Bei Geheimnissen ist es meist so, dass sie einem in unbedachten Momenten herausrutschen. So wie Dienstagmorgen
RWE-Vorstand Rolf Martin Schmitz. Schmitz hält einen Vortrag auf einer Konferenz in München, es geht um das Energiekonzept der Bundesregierung. Er wirkt recht zufrieden, doch dann gibt es noch eine Frage aus dem Publikum.

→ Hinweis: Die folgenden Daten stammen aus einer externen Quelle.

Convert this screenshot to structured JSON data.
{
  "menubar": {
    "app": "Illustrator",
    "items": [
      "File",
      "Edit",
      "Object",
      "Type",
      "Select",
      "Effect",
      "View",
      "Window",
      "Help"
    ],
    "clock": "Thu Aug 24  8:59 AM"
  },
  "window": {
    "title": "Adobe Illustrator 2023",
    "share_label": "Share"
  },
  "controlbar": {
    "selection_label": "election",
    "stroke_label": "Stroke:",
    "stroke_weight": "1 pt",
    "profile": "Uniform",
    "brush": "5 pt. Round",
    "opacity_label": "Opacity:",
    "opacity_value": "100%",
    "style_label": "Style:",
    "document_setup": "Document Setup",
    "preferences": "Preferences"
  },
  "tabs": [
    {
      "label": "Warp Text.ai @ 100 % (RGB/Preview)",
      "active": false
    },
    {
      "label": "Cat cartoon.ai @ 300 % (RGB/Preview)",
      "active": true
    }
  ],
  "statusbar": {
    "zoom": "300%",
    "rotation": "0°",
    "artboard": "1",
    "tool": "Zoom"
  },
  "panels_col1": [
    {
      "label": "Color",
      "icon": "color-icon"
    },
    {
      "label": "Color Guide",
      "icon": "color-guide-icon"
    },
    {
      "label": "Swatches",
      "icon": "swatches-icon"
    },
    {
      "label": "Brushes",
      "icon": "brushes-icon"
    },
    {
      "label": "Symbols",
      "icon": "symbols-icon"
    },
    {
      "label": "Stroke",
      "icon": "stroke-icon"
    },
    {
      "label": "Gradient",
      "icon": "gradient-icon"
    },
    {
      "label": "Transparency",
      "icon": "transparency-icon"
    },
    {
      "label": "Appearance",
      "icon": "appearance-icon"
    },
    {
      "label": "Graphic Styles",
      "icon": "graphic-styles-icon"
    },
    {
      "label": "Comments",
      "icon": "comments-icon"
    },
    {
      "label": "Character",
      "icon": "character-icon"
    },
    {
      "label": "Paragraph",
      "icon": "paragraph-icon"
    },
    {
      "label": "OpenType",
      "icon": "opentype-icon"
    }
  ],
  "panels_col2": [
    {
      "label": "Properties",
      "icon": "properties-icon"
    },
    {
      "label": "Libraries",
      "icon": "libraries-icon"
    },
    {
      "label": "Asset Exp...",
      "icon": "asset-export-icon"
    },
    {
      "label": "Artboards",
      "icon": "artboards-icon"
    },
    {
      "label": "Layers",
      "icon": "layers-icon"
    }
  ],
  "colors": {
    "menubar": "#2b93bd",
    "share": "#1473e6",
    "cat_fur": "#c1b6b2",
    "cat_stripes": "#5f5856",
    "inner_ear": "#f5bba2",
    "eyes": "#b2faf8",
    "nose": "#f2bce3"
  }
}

Tobias Münchmeyer von Greenpeace will wissen, wer denn garantiert, dass die Konzerne wirklich ihre Zusatzgewinne aus längeren Atomlaufzeiten abgeben. Die Konzerne hätten schließlich schon einmal einen Vertrag gebrochen, den Atomkonsens mit Rot-Grün nämlich. Es ist die Art von Frage, die Schmitz gar nicht leiden kann. Das sei eine Unterstellung, schimpft er. Und im Übrigen hätten die Konzerne die Vereinbarung mit der Bundesregierung noch in der Nacht paraphiert. "Um 5.23 Uhr morgens." Schmitz zeigt auf Umweltstaatssekretär Jürgen Becker, der in der ersten Reihe sitzt. "Auch Sie, Herr Staatssekretär, haben wir dafür noch mal aus dem Bett geholt."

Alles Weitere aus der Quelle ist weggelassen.